His announcement speech focused on key issues in his campaign—economic equality, civil rights, health care, and climate change.
“I’ve spent my career fighting for the folks who have been shut out, let down and left behind,” he said in his speech. “I’m running for the Senate to help build a system that won’t fail them any longer.”
He distinguished himself from Markey, a 73-year-old progressive, by pushing to get money out of politics, planning to abolish the electoral college, and installing term limits for Supreme Court justices.
“Yes, there are going to be areas where we overlap, and he’s been a strong leader on climate, but I would put my climate record up against anyone’s,” he said to members of the press after his short speech.

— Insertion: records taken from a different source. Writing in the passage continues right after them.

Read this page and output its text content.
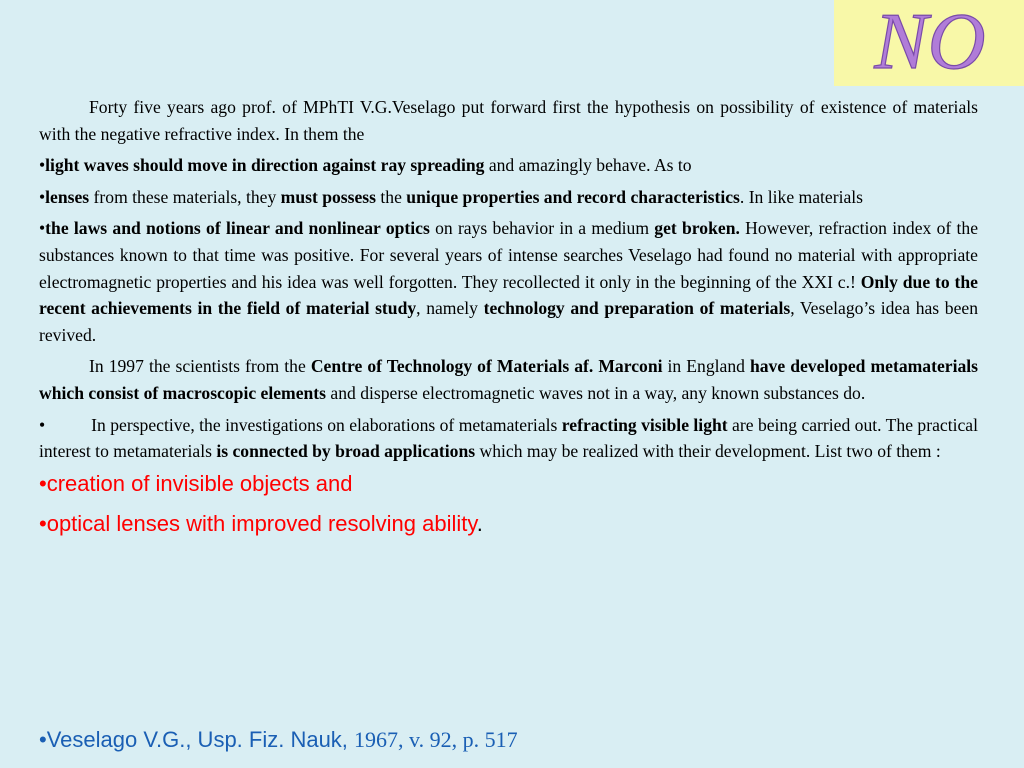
NO

Forty five years ago prof. of MPhTI V.G.Veselago put forward first the hypothesis on possibility of existence of materials with the negative refractive index. In them the

•light waves should move in direction against ray spreading and amazingly behave. As to

•lenses from these materials, they must possess the unique properties and record characteristics. In like materials

•the laws and notions of linear and nonlinear optics on rays behavior in a medium get broken. However, refraction index of the substances known to that time was positive. For several years of intense searches Veselago had found no material with appropriate electromagnetic properties and his idea was well forgotten. They recollected it only in the beginning of the XXI c.! Only due to the recent achievements in the field of material study, namely technology and preparation of materials, Veselago’s idea has been revived.

In 1997 the scientists from the Centre of Technology of Materials af. Marconi in England have developed metamaterials which consist of macroscopic elements and disperse electromagnetic waves not in a way, any known substances do.

•	In perspective, the investigations on elaborations of metamaterials refracting visible light are being carried out. The practical interest to metamaterials is connected by broad applications which may be realized with their development. List two of them :

•creation of invisible objects and

•optical lenses with improved resolving ability.

•Veselago V.G., Usp. Fiz. Nauk, 1967, v. 92, p. 517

Other candidates in the field include businessman Steve Pemberton, labor attorney Shannon Liss-Riordan, and former Senate candidate Allen Waters.
In his speech, Kennedy did not mention Markey, who has served in Congress since 1976 and as a Massachusetts Senator since 2013. The incumbent did challenge Kennedy and his other primary opponents to a debate on climate change in November in a video released on Twitter Saturday morning.
Although Kennedy is 35 years younger, he insisted that it wouldn’t be a talking point in his campaign, pointing to his support of presidential candidate Elizabeth Warren, and Speaker of the House of Representatives Nancy Pelosi.
“This is not about age, this is about vision, leadership, and energy that needs to be engaged to fix the issues that have divided our country so deeply,” Kennedy said.
The Brighton native comes from a long line of political leaders, stemming from his great-uncle, John F. Kennedy, who served as the 35th President of the United States until his assassination in November 1963.
Kennedy plans to tour around Massachusetts for the next three days, stopping in Boston, Salem, and Worcester among other cities.
A poll conducted by Suffolk University and the Boston Globe found that Kennedy currently holds a nine-point edge over the rest of the five-candidate field among likely Democratic primary voters.
The poll also found that in a head-to-head matchup between Kennedy and Markey, the 38-year-old congressman leads Markey 42 to 28, a 14 point gap.
None of the other three candidates in the race polled above one percent, as 36 percent of voters still remain undecided.
Even though Kennedy currently holds a sizable lead in the race, Markey has been previously endorsed by multiple high-profile Democrats, including Congresswoman Alexandria Ocasio-Cortez, whom he worked with to push the Green New Deal, and presidential candidate Elizabeth Warren, his senate colleague.